Moreover I have tried the same circuit, by using various MOSFETS also,
like 6N60 and IRF740 etc, but the problem still exists.

As you have pointed out, in the short circuit conditions, since the load is
located about 10mtrs away, the load is about 20mtrs wire cable.

Any new suggestions, please


By the way International Rectifier has given me this reply, for my problem
and I quote:

"Here is an Application Note "Using The Current Sensing IR212X Gate Drive ICs" with other possible configurations for the current sensing. May be it could be better to use the configuration like described on page 6 (Desat Detection Circuit Configuration) or page 4 Figure 3a.

In this circuit you use the IR2125 it's not possible to use the current sense
function. Therefore you need a MOSFET with current sense pin. What you have is a normal Transistor and you are measuring the current flowing through the 100kOhm resistor and not through the load. Please see the datasheet on page 1 typical connection... this MOSFET has 4 pins (drain, gate, source and current
sense).

 

[FRIED]

When the output is turned on the CS is blanked for a short period. This may be sufficient to destroy the switch. To limit the rate of rise put an inductor (with diode) in series with the switch.

 

[devura]

As per IR Technical Team's suggestion, where they have said that it's not possible to use the current sense function and therefore we need a MOSFET with current sense pin. We have now got the IRC740 Hexsense MOSFET with us and even after using this MOSFET with 5 pins (drain, gate, source, current sense, kelvin), in the circuit, we are still not able to solve the original problem, because we are faced with a new problem now. With this MOSFET, the GATE is not switching OFF, even when the INPUT is removed i.e., the GATE is always HIGH irrespective of the changes in the IN from LOW - to - HIGH - to - LOW.
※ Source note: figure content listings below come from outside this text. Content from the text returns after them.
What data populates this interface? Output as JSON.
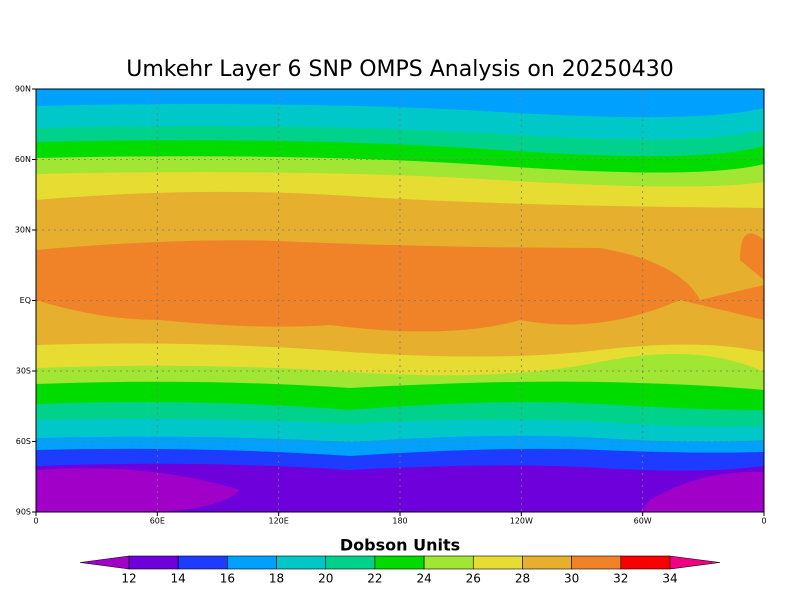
{
  "title": "Umkehr Layer 6 SNP OMPS Analysis on 20250430",
  "map": {
    "lat_labels": [
      "90N",
      "60N",
      "30N",
      "EQ",
      "30S",
      "60S",
      "90S"
    ],
    "lon_labels": [
      "0",
      "60E",
      "120E",
      "180",
      "120W",
      "60W",
      "0"
    ]
  },
  "colorbar": {
    "title": "Dobson Units",
    "levels": [
      12,
      14,
      16,
      18,
      20,
      22,
      24,
      26,
      28,
      30,
      32,
      34
    ],
    "colors": [
      "#a000c8",
      "#6e00dc",
      "#1e3cff",
      "#00a0ff",
      "#00c8c8",
      "#00d28c",
      "#00dc00",
      "#a0e632",
      "#e6dc32",
      "#e6af2d",
      "#f08228",
      "#fa0000",
      "#f00082"
    ]
  }
}
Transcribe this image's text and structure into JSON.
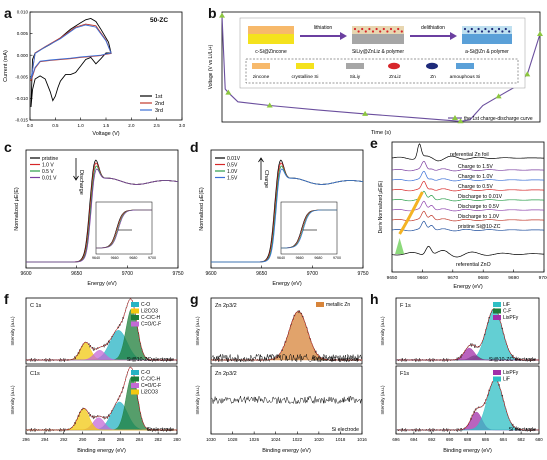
{
  "panels": {
    "a": "a",
    "b": "b",
    "c": "c",
    "d": "d",
    "e": "e",
    "f": "f",
    "g": "g",
    "h": "h"
  },
  "chart_data": [
    {
      "id": "a",
      "type": "line",
      "sample": "50-ZC",
      "xlabel": "Voltage (V)",
      "ylabel": "Current (mA)",
      "xlim": [
        0.0,
        3.0
      ],
      "ylim": [
        -0.015,
        0.01
      ],
      "xticks": [
        "0.0",
        "0.5",
        "1.0",
        "1.5",
        "2.0",
        "2.5",
        "3.0"
      ],
      "yticks": [
        "0.010",
        "0.005",
        "0.000",
        "-0.005",
        "-0.010",
        "-0.015"
      ],
      "series": [
        {
          "name": "1st",
          "color": "#000000",
          "x": [
            0.02,
            0.05,
            0.1,
            0.2,
            0.3,
            0.4,
            0.45,
            0.5,
            0.55,
            0.6,
            0.7,
            0.8,
            0.9,
            1.0,
            1.1,
            1.2,
            1.3,
            1.4,
            1.5,
            1.6,
            1.55,
            1.4,
            1.3,
            1.2,
            1.1,
            1.0,
            0.8,
            0.6,
            0.4,
            0.2,
            0.1,
            0.05,
            0.02
          ],
          "y": [
            -0.012,
            -0.008,
            -0.0055,
            -0.0048,
            -0.0055,
            -0.0085,
            -0.0105,
            -0.0095,
            -0.0075,
            -0.006,
            -0.0045,
            -0.0045,
            -0.004,
            -0.0025,
            -0.001,
            -0.0005,
            -0.002,
            -0.0008,
            0.0005,
            0.0005,
            0.003,
            0.006,
            0.0078,
            0.0085,
            0.0082,
            0.0075,
            0.006,
            0.004,
            0.0025,
            0.0012,
            0.0005,
            -0.001,
            -0.012
          ]
        },
        {
          "name": "2nd",
          "color": "#c0392b",
          "x": [
            0.02,
            0.1,
            0.2,
            0.4,
            0.6,
            0.8,
            1.0,
            1.2,
            1.4,
            1.5,
            1.6,
            1.5,
            1.3,
            1.1,
            0.9,
            0.6,
            0.3,
            0.1,
            0.02
          ],
          "y": [
            -0.006,
            -0.003,
            -0.0015,
            -0.0012,
            -0.001,
            -0.0008,
            -0.0005,
            -0.0003,
            -0.0001,
            0.0002,
            0.0004,
            0.0035,
            0.0068,
            0.0072,
            0.0065,
            0.004,
            0.002,
            0.0005,
            -0.006
          ]
        },
        {
          "name": "3rd",
          "color": "#3b6fd6",
          "x": [
            0.02,
            0.1,
            0.2,
            0.4,
            0.6,
            0.8,
            1.0,
            1.2,
            1.4,
            1.5,
            1.6,
            1.5,
            1.3,
            1.1,
            0.9,
            0.6,
            0.3,
            0.1,
            0.02
          ],
          "y": [
            -0.0055,
            -0.0028,
            -0.0014,
            -0.0011,
            -0.0009,
            -0.0007,
            -0.0004,
            -0.0002,
            0.0,
            0.0003,
            0.0005,
            0.0033,
            0.0065,
            0.007,
            0.0063,
            0.0038,
            0.0019,
            0.0004,
            -0.0055
          ]
        }
      ],
      "legend": "bottom-right"
    },
    {
      "id": "b",
      "type": "line",
      "xlabel": "Time (s)",
      "ylabel": "Voltage (V vs Li/Li+)",
      "series": [
        {
          "name": "the 1st charge-discharge curve",
          "color": "#6b4f9e",
          "marker_color": "#8cc63f",
          "x": [
            0.0,
            0.01,
            0.02,
            0.05,
            0.15,
            0.3,
            0.45,
            0.6,
            0.75,
            0.78,
            0.82,
            0.87,
            0.92,
            0.96,
            1.0
          ],
          "y": [
            2.9,
            0.9,
            0.8,
            0.55,
            0.45,
            0.33,
            0.22,
            0.12,
            0.02,
            0.06,
            0.45,
            0.7,
            0.95,
            1.3,
            2.4
          ]
        }
      ],
      "marker_x": [
        0.0,
        0.02,
        0.15,
        0.45,
        0.75,
        0.87,
        0.96,
        1.0
      ],
      "legend": "bottom-right",
      "inset": {
        "steps": [
          {
            "label": "c-Si@Zincone"
          },
          {
            "arrow": "lithiation"
          },
          {
            "label": "SiLiy@ZnLiz & polymer"
          },
          {
            "arrow": "delithiation"
          },
          {
            "label": "a-Si@Zn & polymer"
          }
        ],
        "key": [
          {
            "label": "zincone",
            "color": "#f7b96b"
          },
          {
            "label": "crystalline Si",
            "color": "#f4e21d"
          },
          {
            "label": "SiLiy",
            "color": "#a6a6a6"
          },
          {
            "label": "ZnLiz",
            "color": "#d7262b"
          },
          {
            "label": "Zn",
            "color": "#1e2a7a"
          },
          {
            "label": "amouphous Si",
            "color": "#5aa0d8"
          }
        ]
      }
    },
    {
      "id": "c",
      "type": "line",
      "xlabel": "Energy (eV)",
      "ylabel": "Normalized μE(E)",
      "xlim": [
        9600,
        9750
      ],
      "xticks": [
        "9600",
        "9650",
        "9700",
        "9750"
      ],
      "annotation": "Discharge",
      "series": [
        {
          "name": "pristine",
          "color": "#000000"
        },
        {
          "name": "1.0 V",
          "color": "#d62728"
        },
        {
          "name": "0.5 V",
          "color": "#2a9d4a"
        },
        {
          "name": "0.01 V",
          "color": "#7b3fa0"
        }
      ],
      "inset_xticks": [
        "9640",
        "9660",
        "9680",
        "9700"
      ],
      "legend": "top-left"
    },
    {
      "id": "d",
      "type": "line",
      "xlabel": "Energy (eV)",
      "ylabel": "Normalized μE(E)",
      "xlim": [
        9600,
        9750
      ],
      "xticks": [
        "9600",
        "9650",
        "9700",
        "9750"
      ],
      "annotation": "Charge",
      "series": [
        {
          "name": "0.01V",
          "color": "#000000"
        },
        {
          "name": "0.5V",
          "color": "#d62728"
        },
        {
          "name": "1.0V",
          "color": "#2a9d4a"
        },
        {
          "name": "1.5V",
          "color": "#3b6fd6"
        }
      ],
      "inset_xticks": [
        "9640",
        "9660",
        "9680",
        "9700"
      ],
      "legend": "top-left"
    },
    {
      "id": "e",
      "type": "line",
      "xlabel": "Energy (eV)",
      "ylabel": "Deriv Normalized μE(E)",
      "xlim": [
        9650,
        9700
      ],
      "xticks": [
        "9650",
        "9660",
        "9670",
        "9680",
        "9690",
        "9700"
      ],
      "series": [
        {
          "name": "referential Zn foil",
          "color": "#000000"
        },
        {
          "name": "Charge to 1.5V",
          "color": "#7b3fa0"
        },
        {
          "name": "Charge to 1.0V",
          "color": "#3b6fd6"
        },
        {
          "name": "Charge to 0.5V",
          "color": "#d62728"
        },
        {
          "name": "Discharge to 0.01V",
          "color": "#2a9d4a"
        },
        {
          "name": "Discharge to 0.5V",
          "color": "#8e44ad"
        },
        {
          "name": "Discharge to 1.0V",
          "color": "#c0392b"
        },
        {
          "name": "pristine Si@10-ZC",
          "color": "#1f4e9c"
        },
        {
          "name": "referential ZnO",
          "color": "#000000"
        }
      ]
    },
    {
      "id": "f",
      "type": "area",
      "xlabel": "Binding energy (eV)",
      "ylabel": "Intensity (a.u.)",
      "xlim": [
        280,
        296
      ],
      "xticks": [
        "280",
        "282",
        "284",
        "286",
        "288",
        "290",
        "292",
        "294",
        "296"
      ],
      "top": {
        "title": "C 1s",
        "sample": "Si@10-ZC electrode",
        "components": [
          {
            "name": "C-O",
            "color": "#27b3c4",
            "center": 286.2,
            "height": 0.55,
            "width": 0.9
          },
          {
            "name": "Li2CO3",
            "color": "#f2c811",
            "center": 289.7,
            "height": 0.32,
            "width": 0.55
          },
          {
            "name": "C-C/C-H",
            "color": "#1e7d3a",
            "center": 284.8,
            "height": 0.95,
            "width": 0.6
          },
          {
            "name": "C=O/C-F",
            "color": "#c46ad6",
            "center": 288.2,
            "height": 0.18,
            "width": 0.6
          }
        ]
      },
      "bottom": {
        "title": "C1s",
        "sample": "Si electrode",
        "components": [
          {
            "name": "C-O",
            "color": "#27b3c4",
            "center": 286.1,
            "height": 0.5,
            "width": 0.85
          },
          {
            "name": "C-C/C-H",
            "color": "#1e7d3a",
            "center": 284.8,
            "height": 0.95,
            "width": 0.6
          },
          {
            "name": "C=O/C-F",
            "color": "#c46ad6",
            "center": 288.3,
            "height": 0.22,
            "width": 0.6
          },
          {
            "name": "Li2CO3",
            "color": "#f2c811",
            "center": 289.9,
            "height": 0.38,
            "width": 0.6
          }
        ]
      }
    },
    {
      "id": "g",
      "type": "area",
      "xlabel": "Binding energy (eV)",
      "ylabel": "Intensity (a.u.)",
      "xlim": [
        1016,
        1030
      ],
      "xticks": [
        "1016",
        "1018",
        "1020",
        "1022",
        "1024",
        "1026",
        "1028",
        "1030"
      ],
      "top": {
        "title": "Zn 2p3/2",
        "sample": "Si@10-ZC electrode",
        "components": [
          {
            "name": "metallic Zn",
            "color": "#d7843a",
            "center": 1021.9,
            "height": 0.9,
            "width": 0.85
          }
        ]
      },
      "bottom": {
        "title": "Zn 2p3/2",
        "sample": "Si electrode",
        "components": []
      }
    },
    {
      "id": "h",
      "type": "area",
      "xlabel": "Binding energy (eV)",
      "ylabel": "Intensity (a.u.)",
      "xlim": [
        680,
        696
      ],
      "xticks": [
        "680",
        "682",
        "684",
        "686",
        "688",
        "690",
        "692",
        "694",
        "696"
      ],
      "top": {
        "title": "F 1s",
        "sample": "Si@10-ZC electrode",
        "components": [
          {
            "name": "LiF",
            "color": "#2fbfc4",
            "center": 685.0,
            "height": 0.95,
            "width": 0.9
          },
          {
            "name": "C-F",
            "color": "#1e7d3a",
            "center": 687.2,
            "height": 0.08,
            "width": 0.5
          },
          {
            "name": "LixPFy",
            "color": "#a22fa8",
            "center": 687.8,
            "height": 0.22,
            "width": 0.6
          }
        ]
      },
      "bottom": {
        "title": "F1s",
        "sample": "Si electrode",
        "components": [
          {
            "name": "LixPFy",
            "color": "#a22fa8",
            "center": 687.0,
            "height": 0.32,
            "width": 0.6
          },
          {
            "name": "LiF",
            "color": "#2fbfc4",
            "center": 684.9,
            "height": 0.9,
            "width": 0.9
          }
        ]
      }
    }
  ]
}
Pls advise - Thanks in advance

 

[Blatman Bond]

What is your load?
I can't see any low side switch in your schematic, but diode and capacitor bootstrap applied, it will not work if the output voltage never reach the ground.
For only 110Vdc i better to use mosfet, 500V rated mosfet still low Rds-on.
IRFP460 only 0.2 ohm when switched on. I see that your current sense is 0.1 ohm, too big for high current.

 

[Blatman Bond]

Sorry, your load is 200 ohm contactor, low current. I think mosfet is better.

IGBT designed for high voltage high current switch, when drop voltage affect the efficiency.
10A 900V rated mosfet has typically 1.5 ohm Rds-on, but 10A 500V rated mosfet only 0.7 ohm.
Mosfets are bad switch on high voltage high current operation. IGBT always drop only 2.5V on Vce sat.